Bernd Kuckenburg, Renate Perleberg-Kölbel
Rz. 590
"Klassisch" wird die Problematik der thesaurierten Gewinne bei Personen- und Kapitalgesellschaften diskutiert und nicht bei Einzelunternehmen.
Hierbei wird fälschlicherweise unkritisch unterhaltsrechtlich mit einer Fiktion gearbeitet, dass die Gewinne uneingeschränkt dem Unternehmer zur persönlichen Lebensführung (unter Berücksichtigung von Vorsorgeaufwendungen und Steuern) zur Verfügung stehen. Dieser Gedanke lässt natürlich völlig betriebswirtschaftliche Überlegungen beiseite, wonach der Unternehmer z.B. die Liquidität des Unternehmens aufrecht zu erhalten hat.
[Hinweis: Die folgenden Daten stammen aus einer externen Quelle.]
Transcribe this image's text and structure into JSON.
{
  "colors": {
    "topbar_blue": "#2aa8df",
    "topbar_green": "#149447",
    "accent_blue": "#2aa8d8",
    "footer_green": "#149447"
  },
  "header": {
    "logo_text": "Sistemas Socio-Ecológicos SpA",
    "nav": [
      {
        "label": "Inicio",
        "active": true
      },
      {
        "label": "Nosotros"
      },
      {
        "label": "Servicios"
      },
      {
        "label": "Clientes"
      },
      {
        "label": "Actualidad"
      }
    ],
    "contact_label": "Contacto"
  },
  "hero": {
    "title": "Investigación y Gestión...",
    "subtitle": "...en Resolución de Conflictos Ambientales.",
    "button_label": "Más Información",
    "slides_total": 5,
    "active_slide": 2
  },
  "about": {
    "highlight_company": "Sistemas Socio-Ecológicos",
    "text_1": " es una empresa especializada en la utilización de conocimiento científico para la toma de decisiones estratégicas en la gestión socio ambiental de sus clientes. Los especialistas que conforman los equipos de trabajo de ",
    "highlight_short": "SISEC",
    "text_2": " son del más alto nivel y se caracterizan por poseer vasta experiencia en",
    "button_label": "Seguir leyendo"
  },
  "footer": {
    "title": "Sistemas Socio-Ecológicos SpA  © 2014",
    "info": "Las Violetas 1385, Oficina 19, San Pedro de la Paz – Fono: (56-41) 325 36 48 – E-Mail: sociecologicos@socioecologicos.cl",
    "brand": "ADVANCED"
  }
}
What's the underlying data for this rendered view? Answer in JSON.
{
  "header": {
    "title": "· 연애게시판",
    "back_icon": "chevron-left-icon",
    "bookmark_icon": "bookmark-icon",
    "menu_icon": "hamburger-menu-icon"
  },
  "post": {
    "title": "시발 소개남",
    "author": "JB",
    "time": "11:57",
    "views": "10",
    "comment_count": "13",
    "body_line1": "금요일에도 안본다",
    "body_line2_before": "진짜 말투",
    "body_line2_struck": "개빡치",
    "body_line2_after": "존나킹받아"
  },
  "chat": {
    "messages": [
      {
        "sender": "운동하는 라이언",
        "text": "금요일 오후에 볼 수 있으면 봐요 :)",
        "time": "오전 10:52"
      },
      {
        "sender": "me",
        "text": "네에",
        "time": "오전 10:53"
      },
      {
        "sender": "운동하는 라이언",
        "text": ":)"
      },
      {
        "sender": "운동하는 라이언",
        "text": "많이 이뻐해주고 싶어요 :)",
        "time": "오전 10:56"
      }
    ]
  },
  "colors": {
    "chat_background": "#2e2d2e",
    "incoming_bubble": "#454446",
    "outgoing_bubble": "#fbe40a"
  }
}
So gehen z.B. die Abschreibungssätze neben ihrer Anknüpfung an die Anschaffungs- und Herstellungskosten von der Fiktion aus, dass eine Wiederbeschaffung des Anlagegutes zu gleichen Preisen möglich ist. Dies ist insbesondere regelmäßig nicht der Fall, wenn langlebige Wirtschaftsgüter vorhanden sind, die beispielsweise über 25 Jahre abgeschrieben werden.
Wegen Zukunftsinvestitionen müssen betriebswirtschaftlich Rücklagen geschaffen werden, um den Finanzbedarf zu decken, was auch Unabhängigkeit von Fremdfinanzierung mit niedriger Zinsbelastung bedeutet und zu späteren höheren Einnahmen führt.
Beispiel
Ein Sägereibetrieb hat vor mehr als 25 Jahren eine Sägemaschine angeschafft, die mit dem Erinnerungswert von 1 EUR in den Büchern geführt wird.
Technische Neuerungen führen dazu, dass bei Anschaffung einer neuen Maschine Personal eingespart werden kann, indem diese computergesteuert wird, und diese zudem eine weitaus höhere Arbeitsleistung hat als das Altmodell. Die Anschaffungskosten belaufen sich nicht mehr auf die historischen 100.000 DM, sondern nunmehr auf 250.000 EUR!
Die Abschreibung und der Zufluss der Abschreibungsgegenwerte kann die Neuanschaffung nicht finanzieren!
Lösung
Obwohl die Gewinne steuerrechtlich im vollen Umfange dem Einzelunternehmer zuzurechnen sind, muss er unterhaltsrechtlich Rücklagen bilden dürfen, um beim Ausfall der Altmaschine oder auch schon früher eine Ersatzbeschaffung vornehmen zu können.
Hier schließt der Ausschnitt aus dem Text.